EN ROUTE AVEC LA DFL - LA LIBYE - BIR HACHEIM
Prélude à l’engagement en Libye
Le général de Larminat, rappelé de Brazzaville pour remplacer le général Catroux, éprouve quelques difficultés avec notre rival colonial britannique et avec les autochtones.
Le général De Gaulle lui confie alors le soin de mettre sur pied un groupement de deux divisions légères, dites « Alpha ». Faute de disponibilité, leurs tableaux d’effectifs prévoient un personnel peu nombreux, mais leur dotation en armement leur donnerait, s’il était réalisé, une puissance de feu importante.
L’arrivée en Egypte
Le général De Gaulle ayant adopté le 24 septembre 1941 la forme collégiale dans son gouvernement, obtient de l’URSS en guerre contre l’Allemagne, la reconnaissance de son « Comité national ».
L’envoi du groupe de chasse Normandie sur le théâtre d’opérations russe, puis la proposition de le faire suivre du groupement de Larminat dont les Britanniques refusent l’emploi en Libye, déterminent Winston Churchill à accepter la participation française aux combats de la 8ème Armée. Ce fut une chance pour nos volontaires du Pacifique et nos tirailleurs africains qui n’auraient pu supporter l’hiver en pays soviétique.
Il fut alors admis que trois formations FFL seraient successivement mises en route vers la Cyrénaïque avant le printemps 1942.
Sous une pluie diluvienne la 1ère Division Légère du général Koenig fait mouvement vers l’ouest le 19 décembre 1941, elle traverse la Palestine, le Sinaï, franchit le canal de Suez, et campe le 25 décembre aux pieds des pyramides. Partie de Syrie, de « Division Légère », elle prend le nom de « Brigade-groupe indépendant » en Egypte, bien qu’ayant pris soin de gonfler ses effectifs avant le départ, changé son matériel, et emmené des unités de service capables de satisfaire les besoins d’une Division classique.
Le général Koenig, venu en précurseur, tombe malade et doit être hospitalisé au Caire. Le général de Larminat arrive et prend le commandement du groupement interarmes français libre. Quand il rejoint, peu de jours après, le général Koenig devient son adjoint.

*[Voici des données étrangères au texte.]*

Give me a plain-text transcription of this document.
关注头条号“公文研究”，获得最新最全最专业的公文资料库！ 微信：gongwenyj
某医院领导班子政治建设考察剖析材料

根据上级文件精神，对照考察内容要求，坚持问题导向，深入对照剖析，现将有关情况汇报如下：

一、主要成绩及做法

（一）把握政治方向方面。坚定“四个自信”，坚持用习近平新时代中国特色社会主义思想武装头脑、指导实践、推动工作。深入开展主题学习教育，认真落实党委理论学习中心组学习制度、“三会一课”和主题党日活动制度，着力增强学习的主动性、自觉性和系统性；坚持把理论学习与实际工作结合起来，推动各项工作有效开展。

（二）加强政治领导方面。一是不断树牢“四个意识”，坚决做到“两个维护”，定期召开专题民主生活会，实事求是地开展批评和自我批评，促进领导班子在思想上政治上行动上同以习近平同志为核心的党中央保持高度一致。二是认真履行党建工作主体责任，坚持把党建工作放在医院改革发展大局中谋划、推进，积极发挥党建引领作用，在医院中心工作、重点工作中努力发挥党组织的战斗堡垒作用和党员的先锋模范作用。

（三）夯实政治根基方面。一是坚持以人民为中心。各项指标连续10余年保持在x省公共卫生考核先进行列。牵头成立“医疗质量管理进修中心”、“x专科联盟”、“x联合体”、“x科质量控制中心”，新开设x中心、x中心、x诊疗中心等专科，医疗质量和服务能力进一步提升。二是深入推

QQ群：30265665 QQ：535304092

Ainsi, tout au long de l’année 1941, les unités qui sont à l’origine de la 1ère Division française libre prennent part aux opérations militaires et jouent un rôle actif, souvent essentiel dans le conflit. Elles ont permis aux navires américains l’accès de la mer Rouge, au moment où les convois maritimes ne peuvent plus emprunter la Méditerranée ; elles ont par leur action au Levant aidé à arrêter la poussée des troupes de l’Axe vers les richesses pétrolière d’Irak et d’Iran, empêché la prise à revers du Caucase.
En décembre 1941, enfin, elles sont à pied d’œuvre en Libye, prêtes à contribuer à chasser d’Afrique du Nord l’armée italienne et l’Afrika Korps. Demain, en 1942, elles influenceront même sur le déroulement de la guerre.
BIR-HAKEIM
En 1942 se jouait le « drame de Bir-Hakeim… si ces 5500 combattants portant chacun sa peine et son espoir, volontairement venus de France, d’Afrique, du Levant, du Pacifique, d’Extrême-Orient, rassemblés là où ils le sont à travers tant de difficultés, subissent un sombre revers, notre cause est bien compromise. Au contraire, si en ce moment, sur ce terrain, ils réussissent quelque éclatant fait d’arme, alors l’avenir est à nous ! » (Mémoires de guerre) écrit le général De Gaulle, exprimant son émotion.
Après 15 jours de durs combats, du 27 mai au 11 juin 1942, la 1ère DFL, commandée par le général Koenig, brise le rêve de Rommel, subissant le bombardement de 1500 avions, mettant en échec les deux divisions de l’Afrika Korps et les deux divisions blindées italiennes appuyées par le tir de trente-cinq groupes d’artillerie dont la densité de feu est égale à celle subie par Stalingrad, et supérieure à celle de Verdun.